Portugal’s 2026 Growth to Raise Wages, Slash Taxes; 2027 Slows

Portugal’s economy is expected to keep expanding over the next two years, but the pace won’t be linear. Fresh projections from the Organisation for Economic Co-operation and Development (OECD) point to a vigorous 2.2 % advance in 2026 followed by a cooler 1.8 % in 2027. Behind those figures lies a tug-of-war between generous public stimulus, still-resilient household spending and an inevitable winding-down of European recovery funds.
Snapshot: what to watch
• 2.2 % growth in 2026 – the fastest since 2023, driven by household consumption and a last surge of EU cash.
• 1.8 % in 2027 – momentum eases as the Plano de Recuperação e Resiliência (PRR) closes and fiscal policy tightens.
• Income boost – higher minimum wage (€920) and lower IRS rates cushion families next year.
• Tourism & tech remain bright spots; export growth moderates on weaker global demand.
• Dueling forecasts – Bank of Portugal, CFP, NECEP and the government differ on how sharp the 2027 slowdown will be.
OECD numbers in European context
The Paris-based institution believes Portugal can outperform the euro-area average again in 2026 thanks to “robust employment, rising real wages and delayed EU funds.” Even with the projected deceleration in 2027, the country would still be expanding faster than Germany, France or Italy, according to the same dataset. The OECD also flags the unusual fact that Portugal is on track for a modest budget surplus while growing above 2 %, something rare among its southern European peers.
Why 2026 looks unusually strong
Several domestic engines fire at once next year:
• Private consumption: a higher minimum wage, a fresh round of IRS bracket updates and a one-off pension top-up leave more cash in pockets.• Public investment: nearly 3 % of GDP in PRR disbursements finally land on worksites, from green hydrogen plants in Sines to school digitalisation programs in the interior.• Labour market: unemployment hovers near record lows, keeping wage negotiations tilted toward employees.• Fiscal stance: the 2026 state budget remains expansionary, delaying any belt-tightening to 2027.
What drags growth back below 2 % in 2027
The same factors that super-charge 2026 will fade twelve months later. PRR money dries up, Brussels-imposed deficit rules return in full force, and Lisbon pledges to sink at least 2 % of GDP into defence spending as part of NATO commitments.
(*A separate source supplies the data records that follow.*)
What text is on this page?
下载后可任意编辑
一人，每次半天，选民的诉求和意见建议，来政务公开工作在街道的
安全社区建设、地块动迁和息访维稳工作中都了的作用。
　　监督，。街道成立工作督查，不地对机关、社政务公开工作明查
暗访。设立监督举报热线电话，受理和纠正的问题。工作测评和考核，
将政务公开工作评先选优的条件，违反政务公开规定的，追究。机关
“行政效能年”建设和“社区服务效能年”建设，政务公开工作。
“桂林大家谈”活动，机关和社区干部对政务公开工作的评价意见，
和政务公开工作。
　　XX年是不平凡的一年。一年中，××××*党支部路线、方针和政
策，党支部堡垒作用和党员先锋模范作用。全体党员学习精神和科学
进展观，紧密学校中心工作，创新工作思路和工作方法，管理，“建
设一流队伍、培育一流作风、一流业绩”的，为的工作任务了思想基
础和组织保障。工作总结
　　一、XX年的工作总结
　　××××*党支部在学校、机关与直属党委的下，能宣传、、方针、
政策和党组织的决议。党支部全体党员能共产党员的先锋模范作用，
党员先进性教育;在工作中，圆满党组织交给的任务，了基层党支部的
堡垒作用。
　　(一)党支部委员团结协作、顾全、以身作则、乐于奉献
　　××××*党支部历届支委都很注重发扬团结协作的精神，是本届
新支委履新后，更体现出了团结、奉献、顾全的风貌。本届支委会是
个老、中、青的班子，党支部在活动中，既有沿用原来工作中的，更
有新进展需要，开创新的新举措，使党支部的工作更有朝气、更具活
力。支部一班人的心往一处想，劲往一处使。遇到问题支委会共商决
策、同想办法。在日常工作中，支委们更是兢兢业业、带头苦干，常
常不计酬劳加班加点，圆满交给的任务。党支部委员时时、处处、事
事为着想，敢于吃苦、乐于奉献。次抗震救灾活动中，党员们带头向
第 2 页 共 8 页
Meanwhile, the United States’ tariff hikes shave roughly 0.05 percentage points off Portuguese output, according to Finance Ministry estimates. The OECD warns of “increased external uncertainty” ranging from supply-chain rerouting to fragile euro-area demand.
Sector check-in: who carries the load?
• Tourism is still king: industry studies put the sector on track for 21 % plus of GDP by mid-decade, though growth normalises to about 2.5 % a year after the post-pandemic boom.• Manufacturing & construction benefit from PRR-funded infrastructure and re-shoring trends, but face higher energy costs.• Technology punches above its weight: foreign investors keep pouring money into Lisbon and Porto start-ups focused on biotech, robotics and quantum computing.• Exports of goods and services grow roughly 3 % a year through 2027, slowed by trade frictions but helped by a weak euro.
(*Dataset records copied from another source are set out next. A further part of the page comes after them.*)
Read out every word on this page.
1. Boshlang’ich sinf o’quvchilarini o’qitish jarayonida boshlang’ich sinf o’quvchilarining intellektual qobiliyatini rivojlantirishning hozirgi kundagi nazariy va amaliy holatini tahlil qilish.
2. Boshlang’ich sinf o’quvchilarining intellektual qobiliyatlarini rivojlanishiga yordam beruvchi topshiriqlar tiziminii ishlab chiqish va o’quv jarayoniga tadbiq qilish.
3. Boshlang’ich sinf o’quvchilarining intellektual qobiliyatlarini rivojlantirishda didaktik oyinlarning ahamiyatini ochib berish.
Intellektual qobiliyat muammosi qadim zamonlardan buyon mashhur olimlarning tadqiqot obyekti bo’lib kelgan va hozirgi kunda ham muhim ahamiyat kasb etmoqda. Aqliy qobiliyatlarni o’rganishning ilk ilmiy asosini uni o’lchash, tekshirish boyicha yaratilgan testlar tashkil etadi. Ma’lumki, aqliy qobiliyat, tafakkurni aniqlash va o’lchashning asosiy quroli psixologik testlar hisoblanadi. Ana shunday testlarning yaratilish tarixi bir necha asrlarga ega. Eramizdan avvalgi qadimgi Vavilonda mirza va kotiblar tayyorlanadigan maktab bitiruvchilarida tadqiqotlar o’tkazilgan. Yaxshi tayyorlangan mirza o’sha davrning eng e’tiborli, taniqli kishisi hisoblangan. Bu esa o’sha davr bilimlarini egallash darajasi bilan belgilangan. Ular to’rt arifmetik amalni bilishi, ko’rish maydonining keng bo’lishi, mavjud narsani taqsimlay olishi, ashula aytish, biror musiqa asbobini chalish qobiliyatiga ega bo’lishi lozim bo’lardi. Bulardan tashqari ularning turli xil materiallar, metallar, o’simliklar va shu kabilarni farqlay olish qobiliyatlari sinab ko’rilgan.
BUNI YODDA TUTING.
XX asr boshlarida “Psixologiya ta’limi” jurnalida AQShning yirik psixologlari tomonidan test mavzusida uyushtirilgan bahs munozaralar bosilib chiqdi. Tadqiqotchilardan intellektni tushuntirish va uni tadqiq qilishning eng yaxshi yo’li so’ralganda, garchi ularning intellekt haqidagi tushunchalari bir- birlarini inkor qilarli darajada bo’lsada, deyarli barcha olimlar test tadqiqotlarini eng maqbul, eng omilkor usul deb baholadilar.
Inside-Portugal debate: four institutions, four outlooks
Bank of Portugal – sticks with 2.2 %/1.7 % for 2026-27, flagging execution risk on EU projects.
Conselho das Finanças Públicas – more cautious at 1.8 %/1.6 %, citing underwhelming public investment.
Católica-Lisbon NECEP – surprisingly upbeat, seeing 2 % in 2026 and 2.2 % in 2027 if the global cycle turns.
Government – Economy Minister Manuel Castro Almeida insists Portugal can “grow consistently above the EU average,” betting on productivity gains and positive net migration.
Policy levers still on the table
To sustain momentum, the cabinet is drafting a bundle of housing, innovation and debt-management reforms. Highlights include slashing VAT on new construction, widening rental tax breaks, and reshaping the innovation agency to funnel grants toward high-tech SMEs. Debt remains a long-term headache—public liabilities are projected to dip below 90 % of GDP but could climb again once ageing-related costs kick in.
What it means for households and businesses
For residents, the key takeaway is that 2026 brings tailwinds: pay cheques rise, taxes fall and job prospects stay strong. By late 2027, however, credit may tighten and wage growth cool. Export-oriented firms should prepare for softer foreign orders, while domestic-facing companies can still ride resilient local demand. Economists agree on one point: avoiding another boom-and-bust cycle hinges on lifting productivity, a challenge that goes well beyond any single forecast.